Figure 5 The role of neutrophil extracellular traps in the pathogenesis of ankylosing spondylitis. The interleukin-17 (IL-17)/neutrophil extracellular traps axis directs mesenchymal stem cell osteogenesis, while IL-1β (from both serum and neutrophil extracellular traps) further stimulates neutrophilic IL-17 secretion. This reciprocal interaction establishes a pro-osteogenic inflammatory microenvironment that perpetuates both NETosis and aberrant bone formation.

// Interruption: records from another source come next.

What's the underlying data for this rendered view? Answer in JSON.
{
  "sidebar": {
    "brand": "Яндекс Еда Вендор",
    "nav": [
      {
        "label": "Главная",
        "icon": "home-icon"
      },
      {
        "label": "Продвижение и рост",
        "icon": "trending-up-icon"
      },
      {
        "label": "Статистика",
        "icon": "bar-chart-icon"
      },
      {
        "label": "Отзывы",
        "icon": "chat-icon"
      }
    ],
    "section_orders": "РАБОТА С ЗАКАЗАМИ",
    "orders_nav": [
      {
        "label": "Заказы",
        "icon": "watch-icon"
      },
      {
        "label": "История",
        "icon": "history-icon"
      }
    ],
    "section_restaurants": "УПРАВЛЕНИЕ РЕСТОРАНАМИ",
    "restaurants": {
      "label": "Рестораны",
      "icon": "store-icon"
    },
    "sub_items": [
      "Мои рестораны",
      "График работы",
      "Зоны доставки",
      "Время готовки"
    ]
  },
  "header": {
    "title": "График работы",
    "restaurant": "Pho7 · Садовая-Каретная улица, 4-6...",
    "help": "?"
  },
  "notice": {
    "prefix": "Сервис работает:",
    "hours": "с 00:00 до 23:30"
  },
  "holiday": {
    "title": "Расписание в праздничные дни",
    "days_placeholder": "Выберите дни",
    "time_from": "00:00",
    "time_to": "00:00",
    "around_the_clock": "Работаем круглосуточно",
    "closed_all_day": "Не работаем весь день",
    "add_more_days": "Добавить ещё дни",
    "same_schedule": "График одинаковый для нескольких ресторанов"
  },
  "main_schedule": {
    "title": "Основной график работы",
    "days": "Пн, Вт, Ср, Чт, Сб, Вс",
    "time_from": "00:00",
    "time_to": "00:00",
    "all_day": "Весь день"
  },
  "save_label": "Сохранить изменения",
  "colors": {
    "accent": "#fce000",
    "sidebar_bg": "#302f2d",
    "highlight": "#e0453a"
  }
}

Created by Figdraw, ID: WRRPRa9680. NETs: Neutrophil extracellular traps; IL: Interleukin; MSCs: Mesenchymal stem cells; AS: Ankylosing spondylitis.

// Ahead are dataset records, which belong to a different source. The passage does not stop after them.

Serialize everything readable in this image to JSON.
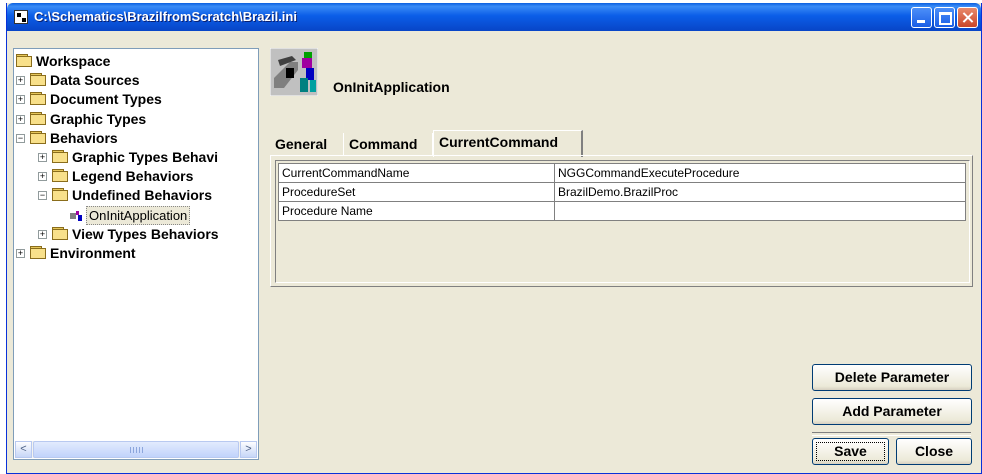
{
  "window": {
    "title": "C:\\Schematics\\BrazilfromScratch\\Brazil.ini"
  },
  "tree": {
    "nodes": [
      {
        "label": "Workspace",
        "expander": "",
        "folder": "open"
      },
      {
        "label": "Data Sources",
        "expander": "+",
        "folder": "closed"
      },
      {
        "label": "Document Types",
        "expander": "+",
        "folder": "closed"
      },
      {
        "label": "Graphic Types",
        "expander": "+",
        "folder": "closed"
      },
      {
        "label": "Behaviors",
        "expander": "−",
        "folder": "open"
      },
      {
        "label": "Graphic Types Behavi",
        "expander": "+",
        "folder": "closed"
      },
      {
        "label": "Legend Behaviors",
        "expander": "+",
        "folder": "closed"
      },
      {
        "label": "Undefined Behaviors",
        "expander": "−",
        "folder": "open"
      },
      {
        "label": "OnInitApplication",
        "expander": "",
        "folder": "leaf",
        "selected": true
      },
      {
        "label": "View Types Behaviors",
        "expander": "+",
        "folder": "closed"
      },
      {
        "label": "Environment",
        "expander": "+",
        "folder": "closed"
      }
    ],
    "scroll_left": "<",
    "scroll_right": ">"
  },
  "object": {
    "name": "OnInitApplication"
  },
  "tabs": [
    {
      "label": "General",
      "active": false
    },
    {
      "label": "Command",
      "active": false
    },
    {
      "label": "CurrentCommand",
      "active": true
    }
  ],
  "properties": [
    {
      "key": "CurrentCommandName",
      "value": "NGGCommandExecuteProcedure"
    },
    {
      "key": "ProcedureSet",
      "value": "BrazilDemo.BrazilProc"
    },
    {
      "key": "Procedure Name",
      "value": ""
    }
  ],
  "buttons": {
    "delete_parameter": "Delete Parameter",
    "add_parameter": "Add Parameter",
    "save": "Save",
    "close": "Close"
  },
  "colors": {
    "titlebar": "#0b5ee8",
    "window_bg": "#ece9d8",
    "close_button": "#c8452a"
  }
}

Figure 6 The neutrophil extracellular traps alleviate inflammation caused by monosodium urate crystals. 1: Monosodium urate crystals nucleate in joints either through de novo precipitation or release from existing tophi, subsequently being phagocytosed by antigen-presenting cells; 2: Intracellular crystal dissolution creates osmotic stress - sodium influx drives water entry, critically reducing potassium concentration below the threshold required for nucleotide-binding domain, leucine-rich repeat and pyrin domain-containing protein 3 inflammasome assembly; 3: Inflammasome activation triggers interleukin-18 (IL-18) and IL-1β release, establishing a chemokine gradient for neutrophil recruitment; 4: Infiltrating neutrophils amplify inflammation through proteinase 3-mediated pro-IL-1β processing while simultaneously engaging in crystal clearance via NETosis; 5: The resulting neutrophil extracellular trap (NET) structures serve dual roles: Physically encapsulating monosodium urate crystals to limit their bioavailability and forming aggregated NETs that proteolytically degrade inflammatory mediators; 6: Paradoxically, persistent aggregated NET deposition may nucleate new tophi, completing the pathogenic cycle. Created by Figdraw, ID: UAWAYbf41e. AggNETs: Aggregated neutrophil extracellular traps; NLRP3: Nucleotide-binding domain, leucine-rich repeat and pyrin domain-containing protein 3; DC: Dendritic cells; MSU: Monosodium urate; IL: Interleukin; TNF: Tumor necrosis factor.